NCSI aims to enable people with a cancer diagnosis to lead as healthy and active a life as possible. This will include pushing for survivors to have the same access to self-management courses as people with long-term conditions, with self-management integral to service provision and underpinned by commissioning.


A possible short cut to this could be for cancer itself to be dubbed a long-term condition.


Professor Lorig explains: ‘Cancer can be both an acute and a long-term condition. There are forms of cancer where people are in a watch-and-wait state for years and years without treatment and then there are treatments that go on for years and years. For everyone who has ever had cancer, there are years of follow-up.’


Ms Batehup says: ‘We are grappling with the issues about the benefit of cancer being called a long-term condition. We need to encourage commissioners to think about self-management for cancer.’


If classifying cancer as a long-term condition means that more cancer survivors learn to self-manage, it seems that few people will argue over semantics.

Christine McGowan, aged 60 from West Yorkshire, attended a Living with Cancer course following treatment for non-Hodgkin lymphoma.


‘It was very good - we covered things like dealing with stress and how to deal with not being as active as before. It was run by two ladies who were brilliant.


‘We had a laugh, although some of it was serious. In one session, the women asked if we had made a will. Out of 12 people only one of us had. That was quite upsetting. One young girl got up and walked out but she came back.
‘We still meet up ourselves every couple of weeks.
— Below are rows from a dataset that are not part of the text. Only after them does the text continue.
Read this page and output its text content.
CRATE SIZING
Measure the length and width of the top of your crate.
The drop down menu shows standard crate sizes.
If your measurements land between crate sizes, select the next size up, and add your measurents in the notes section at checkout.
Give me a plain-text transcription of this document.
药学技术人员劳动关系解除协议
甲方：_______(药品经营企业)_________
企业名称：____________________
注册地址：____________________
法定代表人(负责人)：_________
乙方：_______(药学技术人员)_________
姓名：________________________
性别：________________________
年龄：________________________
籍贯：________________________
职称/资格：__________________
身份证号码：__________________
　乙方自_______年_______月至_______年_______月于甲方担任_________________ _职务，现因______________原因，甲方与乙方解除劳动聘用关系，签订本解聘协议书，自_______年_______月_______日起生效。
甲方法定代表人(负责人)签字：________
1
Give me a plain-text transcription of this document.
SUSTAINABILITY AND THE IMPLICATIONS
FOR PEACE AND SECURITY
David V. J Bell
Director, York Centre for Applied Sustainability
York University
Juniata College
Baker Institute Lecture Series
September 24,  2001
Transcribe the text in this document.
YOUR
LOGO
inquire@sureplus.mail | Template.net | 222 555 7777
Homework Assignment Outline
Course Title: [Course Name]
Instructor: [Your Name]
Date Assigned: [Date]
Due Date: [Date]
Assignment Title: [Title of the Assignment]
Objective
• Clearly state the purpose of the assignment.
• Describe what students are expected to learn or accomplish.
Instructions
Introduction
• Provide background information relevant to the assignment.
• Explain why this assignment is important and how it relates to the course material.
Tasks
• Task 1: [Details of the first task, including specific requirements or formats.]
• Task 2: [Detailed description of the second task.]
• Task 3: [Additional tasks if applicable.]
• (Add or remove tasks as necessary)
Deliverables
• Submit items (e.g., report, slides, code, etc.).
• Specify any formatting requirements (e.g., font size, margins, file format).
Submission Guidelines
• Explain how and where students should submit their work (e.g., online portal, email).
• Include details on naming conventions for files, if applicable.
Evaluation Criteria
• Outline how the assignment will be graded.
‘The course taught me to tackle the way I talk to health staff. In the past, if they said: “Are you alright?” I would say “yes” even if I wasn’t.


‘It has also taught me to play a more active and equal role in managing my health. So, if given a prescription, I will ask the person to talk through it and I will check if everything is necessary or whether I can cut down on some of the medication.


‘It has taught me to find out what the problem is and to think “what can I do?”. I was poorly and it has helped me to get back on track.’

Reference

Lorig, K. (2007) Self-Management of Long-Term Health Conditions: A Handbook for People with Chronic Disease. Boulder, CO: Bull Publishing Company.